But when Guynemer added another exploit to his account, the trenches exulted, and counted over again all his feats.
He himself, from his height, looked down in the most friendly way upon these troglodytes who followed him with their eyes. One day when somebody reproached him with running useless risks in aërial acrobatic turns, he replied simply:
"After certain victories it is quite impossible not to pirouette a bit, one is so happy!"
This is the spirit of youth. "They jest and play with death as they played in school only yesterday at recreation."[3] But Guynemer immediately added:
"It gives so much pleasure to the poilus watching us down there."[4]
[3] Henri Lavedan (L'Illustration of October 6, 1917).

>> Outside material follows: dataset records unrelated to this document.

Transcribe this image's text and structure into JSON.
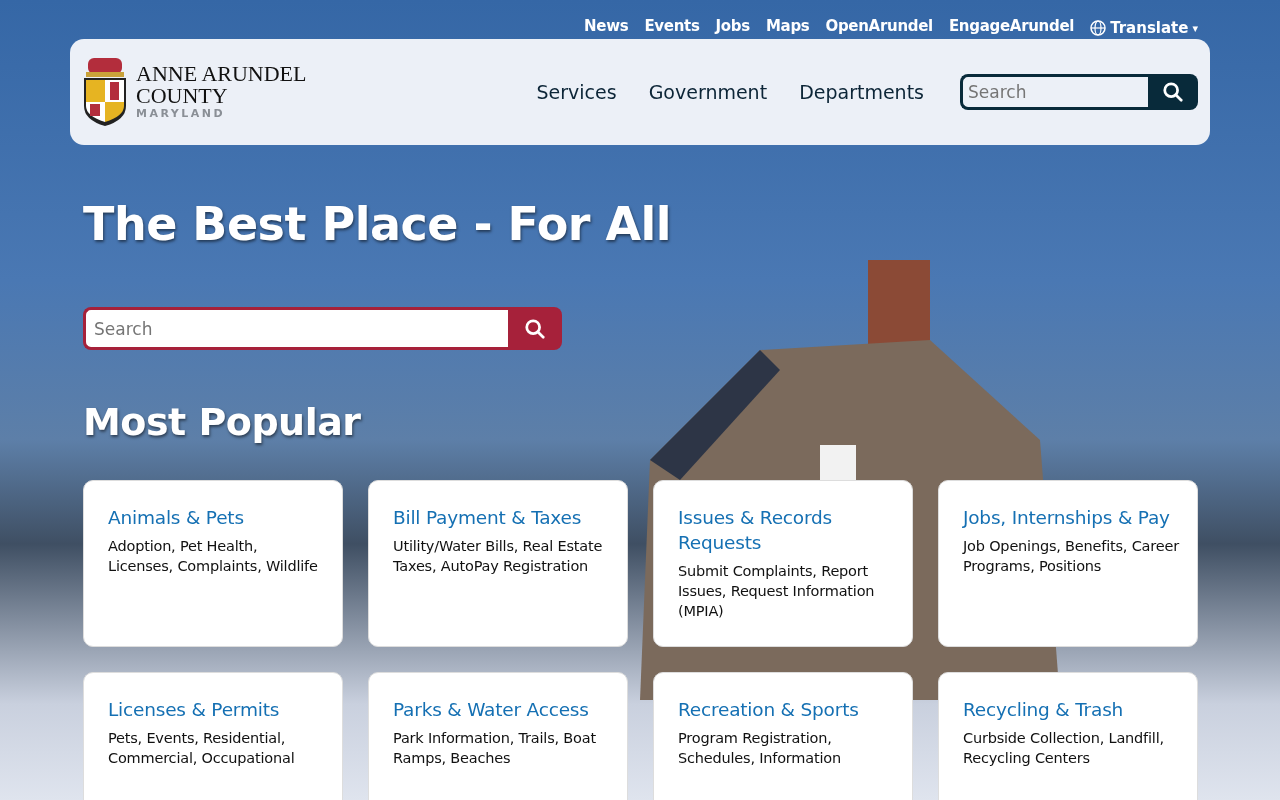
{
  "utility_nav": [
    "News",
    "Events",
    "Jobs",
    "Maps",
    "OpenArundel",
    "EngageArundel"
  ],
  "translate": {
    "label": "Translate",
    "caret": "▾"
  },
  "logo": {
    "line_1": "ANNE ARUNDEL",
    "line_2": "COUNTY",
    "line_3": "MARYLAND"
  },
  "main_nav": [
    "Services",
    "Government",
    "Departments"
  ],
  "header_search": {
    "placeholder": "Search"
  },
  "hero": {
    "title": "The Best Place - For All",
    "search_placeholder": "Search"
  },
  "popular": {
    "heading": "Most Popular",
    "cards": [
      {
        "title": "Animals & Pets",
        "description": "Adoption, Pet Health, Licenses, Complaints, Wildlife"
      },
      {
        "title": "Bill Payment & Taxes",
        "description": "Utility/Water Bills, Real Estate Taxes, AutoPay Registration"
      },
      {
        "title": "Issues & Records Requests",
        "description": "Submit Complaints, Report Issues, Request Information (MPIA)"
      },
      {
        "title": "Jobs, Internships & Pay",
        "description": "Job Openings, Benefits, Career Programs, Positions"
      },
      {
        "title": "Licenses & Permits",
        "description": "Pets, Events, Residential, Commercial, Occupational"
      },
      {
        "title": "Parks & Water Access",
        "description": "Park Information, Trails, Boat Ramps, Beaches"
      },
      {
        "title": "Recreation & Sports",
        "description": "Program Registration, Schedules, Information"
      },
      {
        "title": "Recycling & Trash",
        "description": "Curbside Collection, Landfill, Recycling Centers"
      }
    ]
  }
}
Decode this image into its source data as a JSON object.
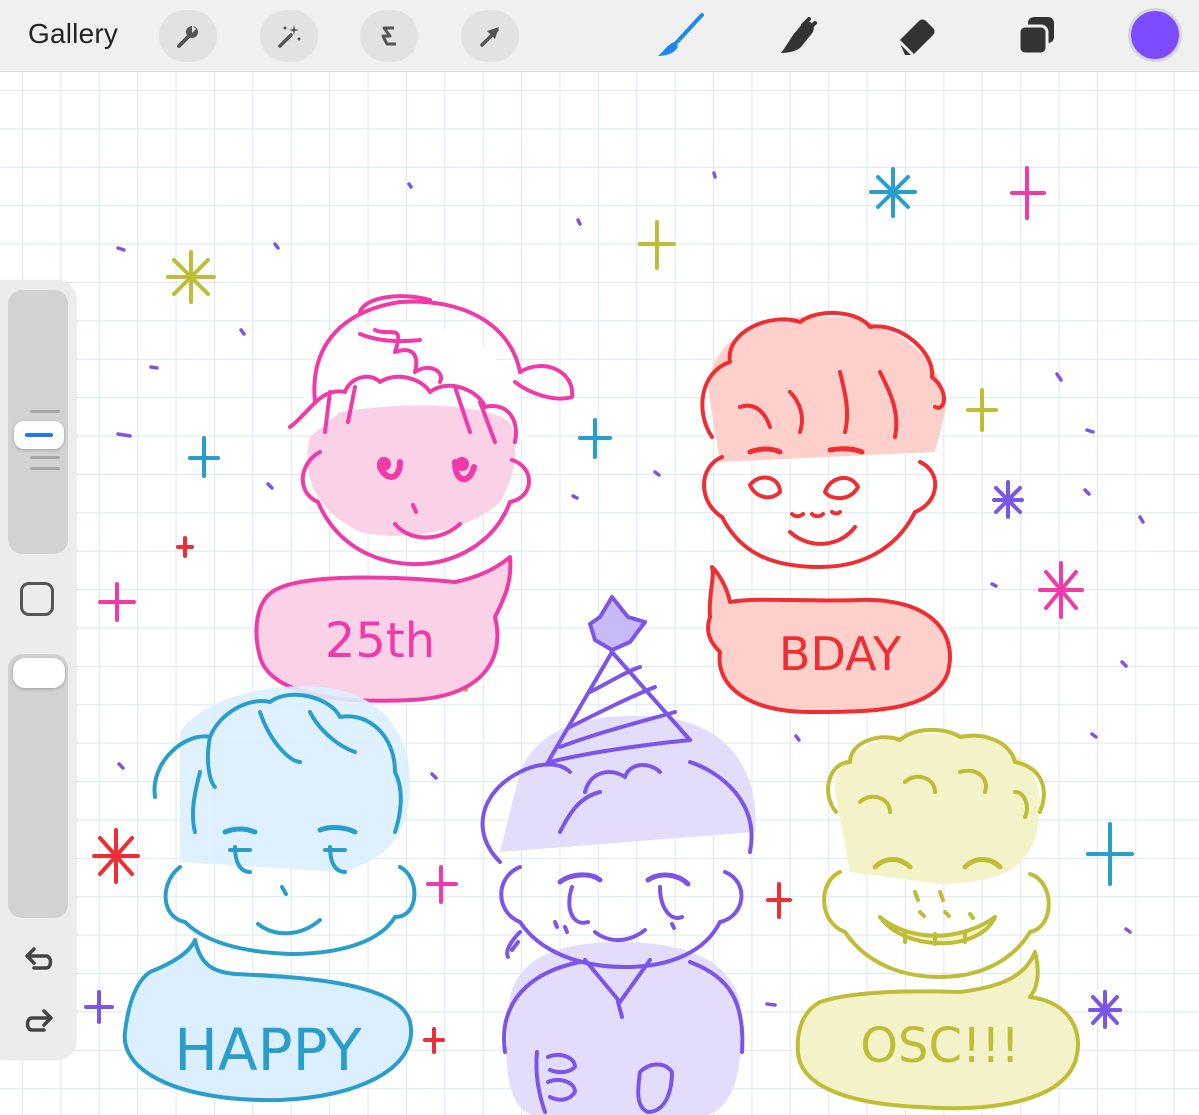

[4] Pierre l'Ermite (La Croix of October 7, 1917).
The sky-juggler was working for his brother the infantryman. As the singing lark lifts the peasant's head, bent over his furrow, so the conquering airplane, with its overturnings, its "loopings," its close veerings, its spirals, its tail spins, its "zooms," its dives, all its tricks of flight, amuses for a while the sad laborers in the trenches.
May my readers, when they have finished this little book, composed according to the rules of the boy, Paul Bailly, lift their heads and seek in the sky whither he carried, so often and so high, the tricolor of France, an invisible and immortal Guynemer!